Is Politics Noble?

Politics

To be engaged in politics, at its heart, is to care about what is beyond oneself, family and close circle of friends. In thinking about the affairs of wider society we are necessarily engaging in a partly self-less act of empathy. By adding our voice and concern to the broader debate we often benefit people other than ourselves. The more politically engaged you get, the more you concern yourself with broader identity groups that encompass more people, and thus the more people you are being active on behalf of. This rises from the narrow confines of one’s family and friends, up to the level of local community, and beyond to larger categories like one’s nation, faith and humanity as a whole.

It seems clear to me that being politically proactive (not necessarily ideological or partisan) and taking at least some interest in the affairs of society is almost a necessary component of a well-rounded and noble character. After all, all it takes for evil to take hold is for “good men to stay silent”. And women, presumably.
It is easy to care for yourself and your family, and though that ought to have great importance, it is far more difficult (and thus more laudable) to care for someone with whom you have little in common, and who you have never met. Empathy with refugees fleeing warzones, for example, or minority groups you are not a part of, is an honourable affair.

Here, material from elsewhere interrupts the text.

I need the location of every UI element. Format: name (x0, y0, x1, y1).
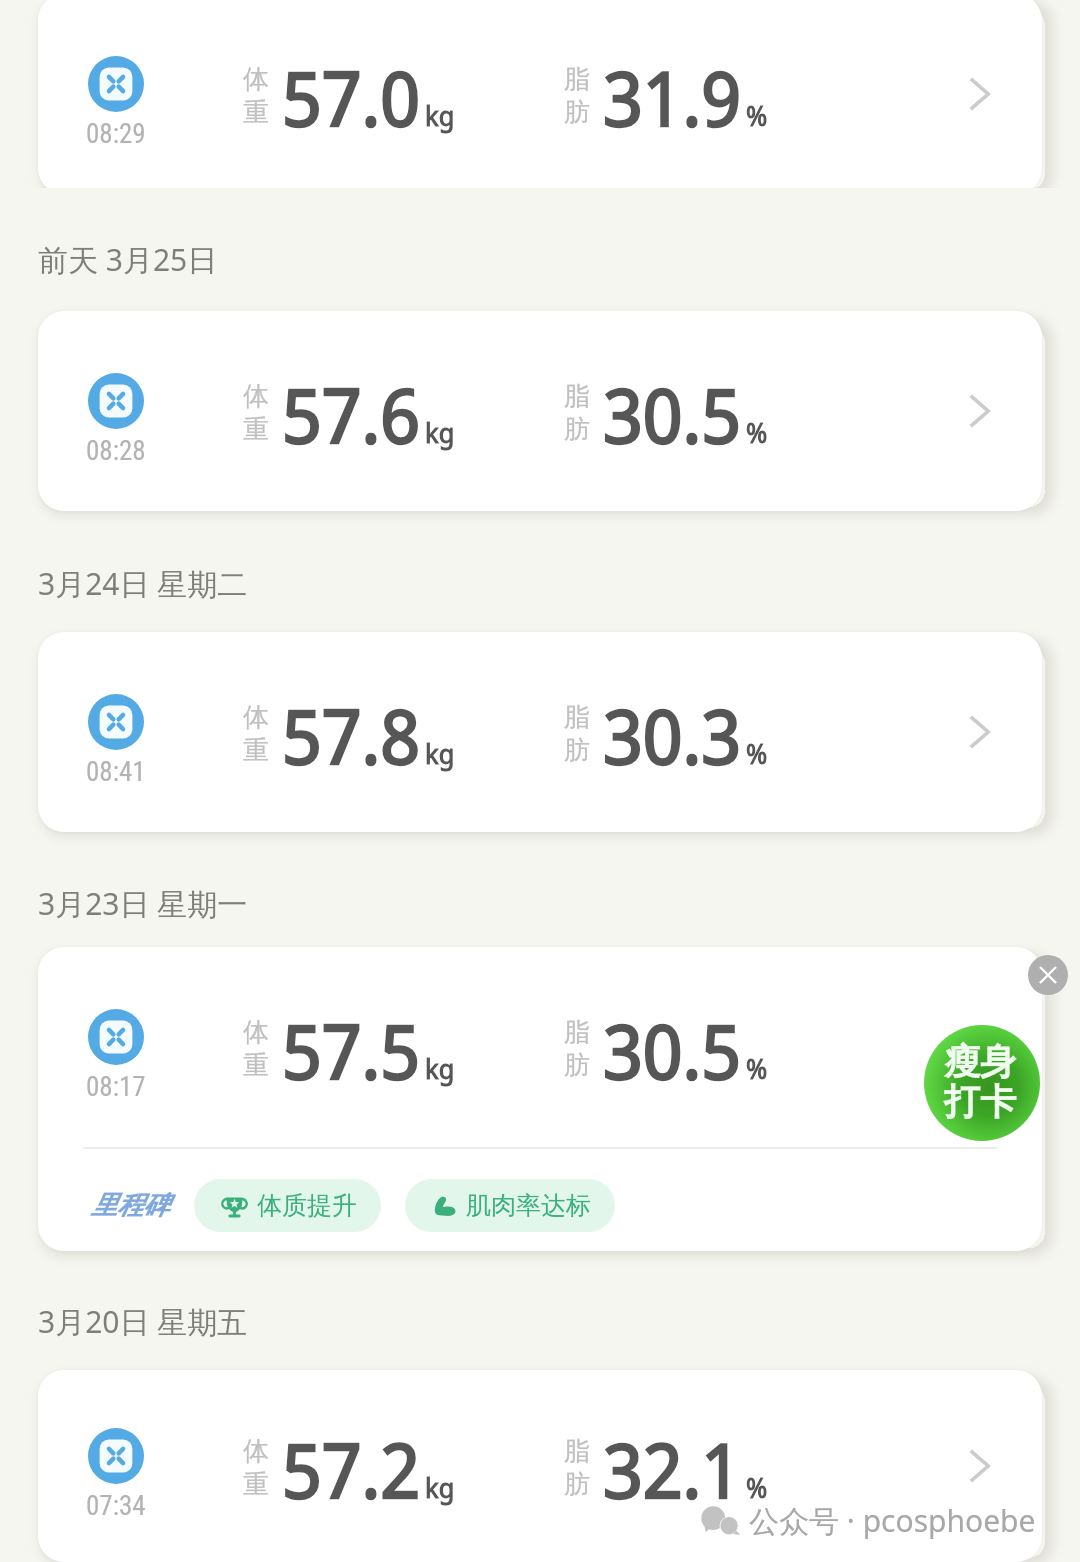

Whilst it is a potentially bold and contentious view, surely whether or not one follows the general affairs of one’s nation is surely not simply a matter of interests and hobbies, as for example following interests in business, medicine or technology might be. That is not to say those fields cannot be noble pursuits (far from it), but to follow affairs can be to satisfy one’s interests and for entertainment, or it can be to position oneself to make a positive contribution in broader debate and democratic processes. How many people actually follow the news for this purpose, however, is debatable.

Thus, it would seem natural (ignoring how the real world actually works for a moment) that entering the actual field of politics is also a noble thing. You are taking up the work of representing constituents and the general public – a great responsibility. Ultimately, most MPs could be making far more money working in the City of London and as part of a career in politics subject themselves to greater levels of scrutiny in their private lives than almost anyone has to deal with.

The Real World

How, then, has politics descended into something that is really rather grizzly? “Power attracts the worst and corrupts the best.” There is nothing glamorous about the way most politicians exercise power, from the MPs expenses scandal to the stupendous daily allowances for the House of Lords, and the perpetual banter-factory that is Prime Minister’s Questions (“accountability”). Even in a mature democracy we still can’t seem to shake the unimpressive reality that those who exercise political power are often not quite the knights in shining armour we wish them to be.

A significant reason for this must be the elephant in the room; power. Whilst activism seldom has connotations of this, the actual pursuit of politics as a profession often can aggrandize one’s own sense of power, which has tempted all since time immemorial. And leads to less than ethical behaviour.

Perhaps we can concede that whilst the practice of politics is a necessary evil, political activism and engagement undertaken by ordinary people for the purpose of bettering society is indeed a desirable and moral act.